En el breve escenario, Alberti sacaba un peine de vieja costumbre -de poeta en la calle-; Marsillach colocaba una bufanda sobre su cazadora de la arruga es bella; Rabal se apretaba el paño azul de su chaquetón marinero; José Luis Gómez fumaba un cigarrillo tras otro; Amancio Prada llevaba un cuero castellano. Protagonistas para una fiesta de madrileños: un gaditano, un catalán, un murciano, un onubense, un leonés. El público, igual: había gallegos -un "¡uhhh!" de entusiasmo para Rosalía de Castro-, salmantinos, andaluces. A todo este conglomerado se le ha llamado siempre los madrileños.

Recitaron de Juan del Enzina a Blas de Otero. De las bocas de los recitadores y del cantante salía el vaho escandido con los versos. Las gargantes no podían estar templadas, pero los poemas daban calor.
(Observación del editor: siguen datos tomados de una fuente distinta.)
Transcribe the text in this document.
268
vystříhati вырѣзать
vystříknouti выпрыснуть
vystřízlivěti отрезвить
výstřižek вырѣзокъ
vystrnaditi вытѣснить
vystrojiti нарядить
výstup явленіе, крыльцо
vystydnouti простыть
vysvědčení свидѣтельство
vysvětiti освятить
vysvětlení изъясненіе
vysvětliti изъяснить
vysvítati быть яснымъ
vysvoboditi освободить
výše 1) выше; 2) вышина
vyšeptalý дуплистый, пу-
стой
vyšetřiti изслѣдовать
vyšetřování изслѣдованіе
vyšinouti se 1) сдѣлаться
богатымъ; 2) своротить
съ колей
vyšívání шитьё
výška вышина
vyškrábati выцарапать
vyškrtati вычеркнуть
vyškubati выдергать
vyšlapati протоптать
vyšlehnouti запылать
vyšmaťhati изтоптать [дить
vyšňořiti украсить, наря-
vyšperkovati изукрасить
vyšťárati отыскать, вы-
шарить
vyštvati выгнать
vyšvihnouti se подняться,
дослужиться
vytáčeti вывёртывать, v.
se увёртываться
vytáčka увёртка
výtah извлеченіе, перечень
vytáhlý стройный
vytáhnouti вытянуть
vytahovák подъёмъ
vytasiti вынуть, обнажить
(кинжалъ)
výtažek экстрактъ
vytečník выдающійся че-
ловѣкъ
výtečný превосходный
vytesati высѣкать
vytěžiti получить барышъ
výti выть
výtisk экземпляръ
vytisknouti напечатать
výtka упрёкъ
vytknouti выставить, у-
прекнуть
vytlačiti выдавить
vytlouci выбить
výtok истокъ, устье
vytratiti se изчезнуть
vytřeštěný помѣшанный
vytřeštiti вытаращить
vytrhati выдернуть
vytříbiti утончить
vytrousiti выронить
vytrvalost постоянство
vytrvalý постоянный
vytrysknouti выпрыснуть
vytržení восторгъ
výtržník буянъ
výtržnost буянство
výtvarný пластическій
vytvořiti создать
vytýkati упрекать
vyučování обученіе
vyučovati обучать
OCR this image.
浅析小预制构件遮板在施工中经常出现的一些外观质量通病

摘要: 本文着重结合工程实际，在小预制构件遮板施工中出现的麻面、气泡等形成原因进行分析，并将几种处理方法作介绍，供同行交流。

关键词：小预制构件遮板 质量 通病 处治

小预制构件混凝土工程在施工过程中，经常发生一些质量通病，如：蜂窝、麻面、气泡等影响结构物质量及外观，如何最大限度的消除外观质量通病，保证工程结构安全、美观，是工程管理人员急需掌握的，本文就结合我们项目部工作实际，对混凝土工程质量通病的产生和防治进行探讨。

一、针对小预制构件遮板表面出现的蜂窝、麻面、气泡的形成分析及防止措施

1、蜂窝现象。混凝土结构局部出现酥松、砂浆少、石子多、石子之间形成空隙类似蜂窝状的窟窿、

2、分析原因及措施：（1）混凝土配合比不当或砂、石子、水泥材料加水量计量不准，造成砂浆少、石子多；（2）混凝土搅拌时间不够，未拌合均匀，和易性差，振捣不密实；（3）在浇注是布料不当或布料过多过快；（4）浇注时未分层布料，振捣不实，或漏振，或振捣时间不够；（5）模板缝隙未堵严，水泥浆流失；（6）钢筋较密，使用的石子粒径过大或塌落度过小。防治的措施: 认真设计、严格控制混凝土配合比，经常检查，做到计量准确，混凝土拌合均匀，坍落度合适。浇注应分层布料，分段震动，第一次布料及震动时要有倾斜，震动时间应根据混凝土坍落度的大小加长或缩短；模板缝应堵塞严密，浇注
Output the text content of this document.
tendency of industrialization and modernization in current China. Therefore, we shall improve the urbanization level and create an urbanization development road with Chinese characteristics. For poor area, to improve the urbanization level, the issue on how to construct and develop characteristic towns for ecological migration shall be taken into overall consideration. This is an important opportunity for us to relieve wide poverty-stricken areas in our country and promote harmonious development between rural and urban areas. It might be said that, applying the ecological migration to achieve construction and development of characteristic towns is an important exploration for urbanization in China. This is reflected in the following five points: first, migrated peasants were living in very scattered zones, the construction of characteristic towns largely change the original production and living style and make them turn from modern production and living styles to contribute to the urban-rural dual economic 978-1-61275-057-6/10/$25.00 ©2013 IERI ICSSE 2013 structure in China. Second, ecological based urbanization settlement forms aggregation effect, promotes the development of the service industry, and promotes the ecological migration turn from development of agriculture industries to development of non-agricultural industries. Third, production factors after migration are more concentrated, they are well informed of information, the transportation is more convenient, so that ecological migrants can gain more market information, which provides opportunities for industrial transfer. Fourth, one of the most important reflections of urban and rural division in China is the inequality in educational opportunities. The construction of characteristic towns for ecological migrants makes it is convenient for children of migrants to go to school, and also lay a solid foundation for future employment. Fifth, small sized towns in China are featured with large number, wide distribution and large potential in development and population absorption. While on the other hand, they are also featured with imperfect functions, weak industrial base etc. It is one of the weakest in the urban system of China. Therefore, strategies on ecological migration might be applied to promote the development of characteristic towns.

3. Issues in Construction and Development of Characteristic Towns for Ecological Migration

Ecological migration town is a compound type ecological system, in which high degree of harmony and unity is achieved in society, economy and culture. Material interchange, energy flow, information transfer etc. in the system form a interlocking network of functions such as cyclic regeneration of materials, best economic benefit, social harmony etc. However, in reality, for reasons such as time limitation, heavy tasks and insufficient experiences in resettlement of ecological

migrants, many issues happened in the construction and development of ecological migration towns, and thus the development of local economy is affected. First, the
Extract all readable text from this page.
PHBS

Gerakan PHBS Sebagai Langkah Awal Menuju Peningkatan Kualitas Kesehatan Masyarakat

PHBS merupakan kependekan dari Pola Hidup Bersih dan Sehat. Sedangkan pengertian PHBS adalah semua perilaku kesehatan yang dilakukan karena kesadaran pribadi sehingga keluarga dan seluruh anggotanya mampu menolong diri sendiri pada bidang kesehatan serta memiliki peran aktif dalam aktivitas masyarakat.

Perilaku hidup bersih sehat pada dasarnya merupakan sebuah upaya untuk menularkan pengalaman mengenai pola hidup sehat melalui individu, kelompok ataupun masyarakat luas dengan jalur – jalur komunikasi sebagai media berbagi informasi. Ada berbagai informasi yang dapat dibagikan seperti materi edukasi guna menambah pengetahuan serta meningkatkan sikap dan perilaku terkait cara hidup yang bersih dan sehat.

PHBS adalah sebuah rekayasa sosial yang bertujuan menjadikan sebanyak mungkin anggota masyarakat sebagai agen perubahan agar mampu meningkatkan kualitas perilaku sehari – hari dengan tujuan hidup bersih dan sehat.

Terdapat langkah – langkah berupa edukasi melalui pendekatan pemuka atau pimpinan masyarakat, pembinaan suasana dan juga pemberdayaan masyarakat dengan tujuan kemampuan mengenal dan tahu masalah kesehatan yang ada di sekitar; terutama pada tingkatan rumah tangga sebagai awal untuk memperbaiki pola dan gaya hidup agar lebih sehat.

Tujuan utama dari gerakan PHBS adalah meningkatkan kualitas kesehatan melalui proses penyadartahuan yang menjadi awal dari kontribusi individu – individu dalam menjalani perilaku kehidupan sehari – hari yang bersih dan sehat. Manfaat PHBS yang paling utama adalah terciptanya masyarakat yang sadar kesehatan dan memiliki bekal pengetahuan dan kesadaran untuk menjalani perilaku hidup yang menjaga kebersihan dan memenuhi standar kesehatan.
El sonido reverberaba desde los altavoces del fondo, mezclado don el buz del viento -viento del pueblo. Alguna botella de ginebra pasaba de boca en boca.

Apenas hubo deserciones: ni al final, cuando a la luz de los reflectores se veía revoltear la lluvia: "¡Es aguanieve!" dijeron algunos. Y cuando se acabó, todavía había ateridos madrileños -salmantinos, gallegos, andaluces...- que pedían "otra, otra".

Recitadores gratis

San Isidro se había pasado, había superado todas sus tradiciones. Pero no se puede decir que eI mal tiempo desluciera el acto, sino todo lo contrarío: fue esa prueba de viento, frío y agua lo que demostró que había miles de personas que escuchaban la poesía.Y a los recitadores, que fueron -como se debe- gratis: tan gratis que cuando se entonaron en un restaurante próximo y convenientemente gallego, para más madrileñismo, con un buen caldo, un vino fresco y espumoso y lo que quedaba a esa hora -las once largas de la noche-, lo pagaron a escote: a 1.750 pesetas por cabeza.

Incluyendo las de la viuda de Neruda, que había asistido en un primera fila de honor, sin que el honor la librara del frío y del aguanieve. La acompañaba una vieja dama, que comentó: "En treinta años de Moscú no he pasado tanto frío".